NUIG to teach researchers how to start companies
By Aoileann Ní Bhroin
The National University of Ireland Galway is joining with partners in Spain (IESE Business School, VentureHub), Italy (RomaTre, Translated.net) and Belgium (European Young Innovators Forum) to deliver an Erasmus+ Knowledge Alliance worth nearly €1m. Entitled STARTED (STArtup skills for Researchers and innovaTors in Entrepreneurship Development), the project will be co-ordinated by Dr. John Breslin, Programme Director of TechInnovate, an innovation initiative at the University where teams identify real needs in a certain domain and invent/implement solutions.
John comments “The aim of the STARTED project is to teach researchers and innovators in R&D organisations (HEIs, corporates, etc.) how to create startups/spinouts/subsidiaries.” He adds “This will be through a combination of training in six European regions* with relatively high unemployment and relatively high R&D as a % of GDP, and of resources delivered via an online platform (our proposed “European Research-to-Startup Centre”). The STARTED project starts 1/1/2018, which lines up nicely with the North West/West of Ireland being European Entrepreneurial Region in 2018, and builds on our previous intrapreneurship training activities at TechInnovate.”
* Based on data from Eurostat on the employment rates in all 271 NUTS 2 regions, and the R&D levels in those same regions (total intramural R&D expenditure (GERD) as a percentage of gross domestic product (GDP)), we examined the European regions that had some of the lowest levels of employment (< 60 %) in all of the EU-28 countries, despite having medium-to-high investment in R&D (> 1.5% of GDP). The data is from 2013, which was the most recent year for which overlapping data points were available. There are six such regions that meet these criteria: Border, Midland and Western (Ireland); Bruxelles-Brussels; Cataluña; Languedoc-Roussillon; Lazio; Liège.
Further Information
STARTED: STArtup skills for Researchers and innovaTors in Entrepreneurship Development
Research innovations often remain locked within research organisations (HEIs/research institutes and research-active businesses), never making their way into commercial startups or new business units. Leveraging these innovations should be a priority for such institutions. However, due to a dearth of entrepreneurial skillsets, researchers have little understanding about: (1) how to bring these innovations to market; (2) how to generate revenue; or (3) how to create important new areas for sustainable employment.
The STARTED project will put in place a project-based learning approach for developing entrepreneurial skills (and spirit) in researchers, to foster interactions between stakeholders in R&D innovation, and to guide the transfer of innovative research projects through to becoming robust startup opportunities. The mission is to teach more researchers how to create companies.
This project will enable the setting up of a European Research-to-Startup Centre (ERSC) supported by a shared web platform which will centralise ad hoc learning and training contents/tools/guidelines to create/help future entrepreneurs/intrapreneurs. Dedicated modules to promote interactions with R&D organisations, technical centres or business angels (ResearchInno database and forum) will be available to support participants. The scope of dissemination in this project is far-reaching considering the imperative of national R&D bodies and the support of European startup organisations.
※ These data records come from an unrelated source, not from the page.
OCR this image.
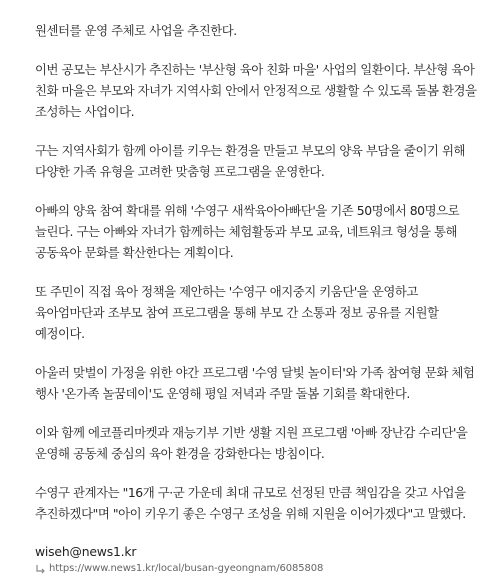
원센터를 운영 주체로 사업을 추진한다.

이번 공모는 부산시가 추진하는 '부산형 육아 친화 마을' 사업의 일환이다. 부산형 육아 친화 마을은 부모와 자녀가 지역사회 안에서 안정적으로 생활할 수 있도록 돌봄 환경을 조성하는 사업이다.

구는 지역사회가 함께 아이를 키우는 환경을 만들고 부모의 양육 부담을 줄이기 위해 다양한 가족 유형을 고려한 맞춤형 프로그램을 운영한다.

아빠의 양육 참여 확대를 위해 '수영구 새싹육아아빠단'을 기존 50명에서 80명으로 늘린다. 구는 아빠와 자녀가 함께하는 체험활동과 부모 교육, 네트워크 형성을 통해 공동육아 문화를 확산한다는 계획이다.

또 주민이 직접 육아 정책을 제안하는 '수영구 애지중지 키움단'을 운영하고 육아엄마단과 조부모 참여 프로그램을 통해 부모 간 소통과 정보 공유를 지원할 예정이다.

아울러 맞벌이 가정을 위한 야간 프로그램 '수영 달빛 놀이터'와 가족 참여형 문화 체험 행사 '온가족 놀꿈데이'도 운영해 평일 저녁과 주말 돌봄 기회를 확대한다.

이와 함께 에코플리마켓과 재능기부 기반 생활 지원 프로그램 '아빠 장난감 수리단'을 운영해 공동체 중심의 육아 환경을 강화한다는 방침이다.

수영구 관계자는 "16개 구·군 가운데 최대 규모로 선정된 만큼 책임감을 갖고 사업을 추진하겠다"며 "아이 키우기 좋은 수영구 조성을 위해 지원을 이어가겠다"고 말했다.

wiseh@news1.kr

https://www.news1.kr/local/busan-gyeongnam/6085808
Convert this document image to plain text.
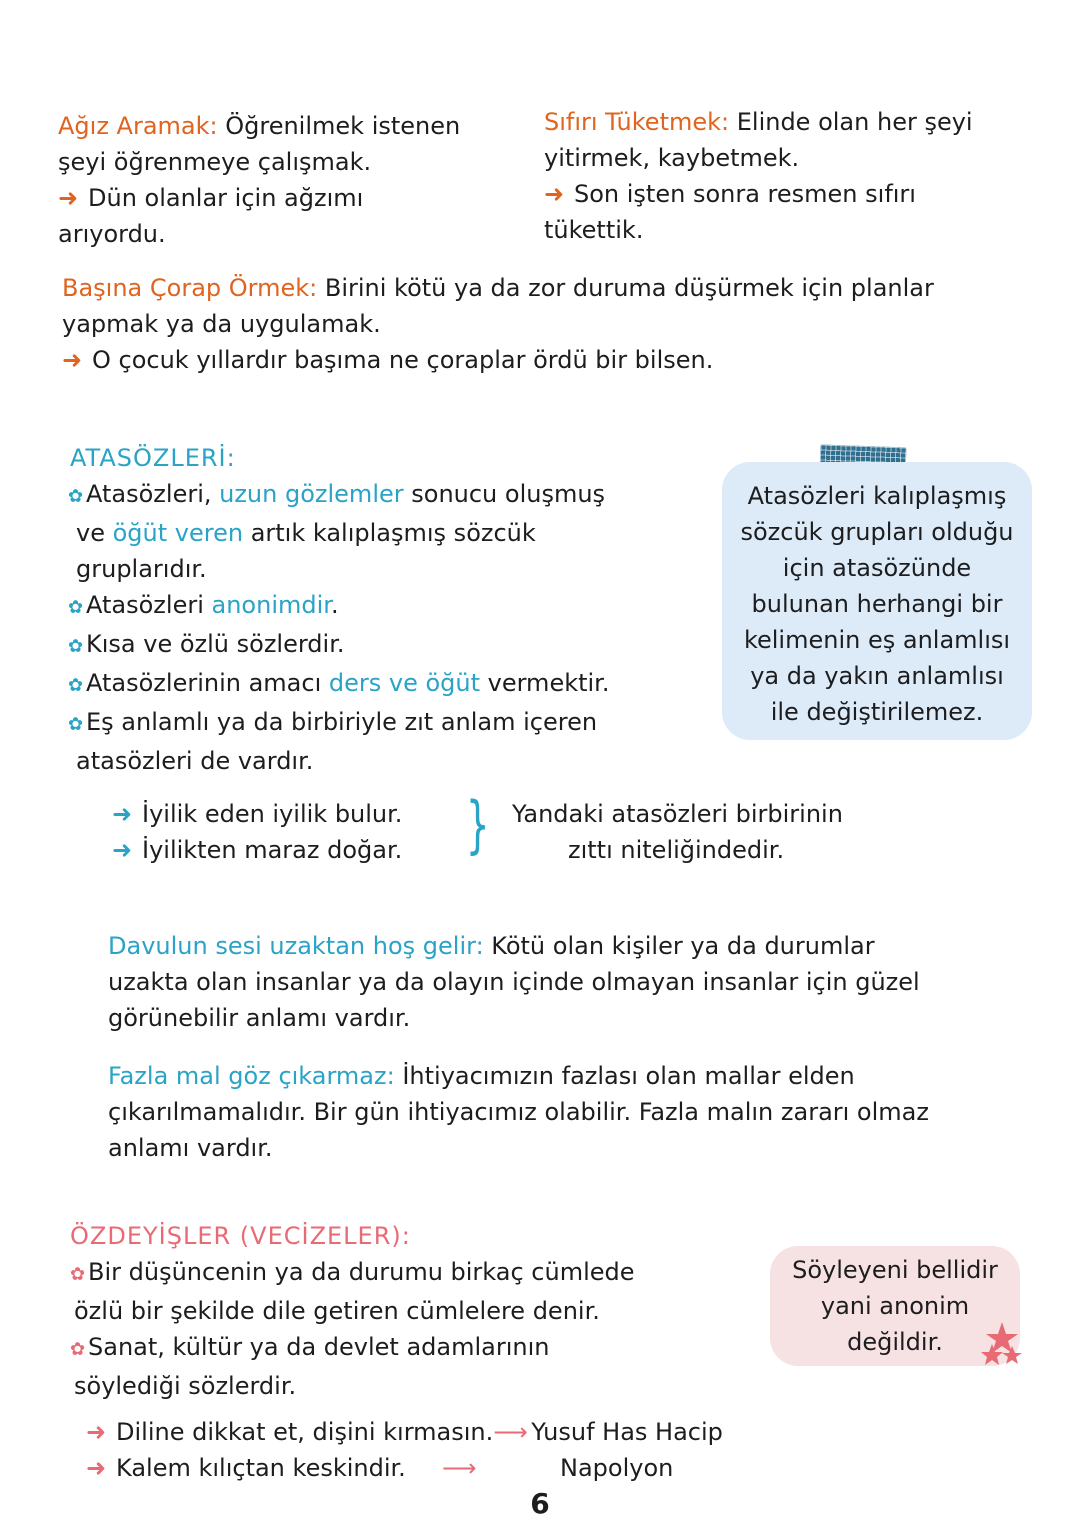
Ağız Aramak: Öğrenilmek istenen
şeyi öğrenmeye çalışmak.
➜ Dün olanlar için ağzımı
arıyordu.
Sıfırı Tüketmek: Elinde olan her şeyi
yitirmek, kaybetmek.
➜ Son işten sonra resmen sıfırı
tükettik.
Başına Çorap Örmek: Birini kötü ya da zor duruma düşürmek için planlar
yapmak ya da uygulamak.
➜ O çocuk yıllardır başıma ne çoraplar ördü bir bilsen.
ATASÖZLERİ:
✿ Atasözleri, uzun gözlemler sonucu oluşmuş
ve öğüt veren artık kalıplaşmış sözcük
gruplarıdır.
✿ Atasözleri anonimdir.
✿ Kısa ve özlü sözlerdir.
✿ Atasözlerinin amacı ders ve öğüt vermektir.
✿ Eş anlamlı ya da birbiriyle zıt anlam içeren
atasözleri de vardır.
Atasözleri kalıplaşmış
sözcük grupları olduğu
için atasözünde
bulunan herhangi bir
kelimenin eş anlamlısı
ya da yakın anlamlısı
ile değiştirilemez.
➜ İyilik eden iyilik bulur.
➜ İyilikten maraz doğar.	} Yandaki atasözleri birbirinin
zıttı niteliğindedir.
Davulun sesi uzaktan hoş gelir: Kötü olan kişiler ya da durumlar
uzakta olan insanlar ya da olayın içinde olmayan insanlar için güzel
görünebilir anlamı vardır.
Fazla mal göz çıkarmaz: İhtiyacımızın fazlası olan mallar elden
çıkarılmamalıdır. Bir gün ihtiyacımız olabilir. Fazla malın zararı olmaz
anlamı vardır.
ÖZDEYİŞLER (VECİZELER):
✿ Bir düşüncenin ya da durumu birkaç cümlede
özlü bir şekilde dile getiren cümlelere denir.
✿ Sanat, kültür ya da devlet adamlarının
söylediği sözlerdir.
Söyleyeni bellidir
yani anonim
değildir.
➜ Diline dikkat et, dişini kırmasın.⟶ Yusuf Has Hacip
➜ Kalem kılıçtan keskindir. ⟶	Napolyon
6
The key benefits for European society are: the creation of sustainable bridges between research organisations and startup ecosystems; the development of entrepreneurial skills through guided self-learning; an increase in researcher employability by IDEs (innovation-driven enterprises); and an improvement in innovation transfer to businesses in a variety of sectors in search of competitiveness enhancement (agriculture, tourism, sports, etc.).
Partners:
- IESE: IESE Business School, the graduate business school of the University of Navarra, is widely recognised as one of the world’s leading international business schools.
- EYIF: European Young Innovators Forum is an independent, non-profit, pan-European, bottom-up association whose mission is to empower young innovators to play a transformative role in Europe’s future and changing the mindset for innovation in Europe.
- RomaTre: The Università degli Studi “Roma Tre” (Roma Tre University) has been active for 26 years. and represents a central point of reference in the Italian academic scene at both local and national level, hosting nearly 40,000 students.
- Translated.net: Founded in 1999 by a linguist and a computer scientist with the aim of exploiting technology to increase the quality of human translation, while reducing its turnaround time and cost. Since its conception, Translated has closed all fiscal years with a net profit and counts on a team of 231,917 professional, native-language translators, and a vast portfolio of customers.
- VentureHub: A group of entrepreneurs and investors with a strong interest in entrepreneurship. They have over 30 years of accumulated experience with leading institutions in supporting entrepreneurs at different stages of growth on several continents, such as IESE Business School, BCN Activa and The Kauffman Foundation.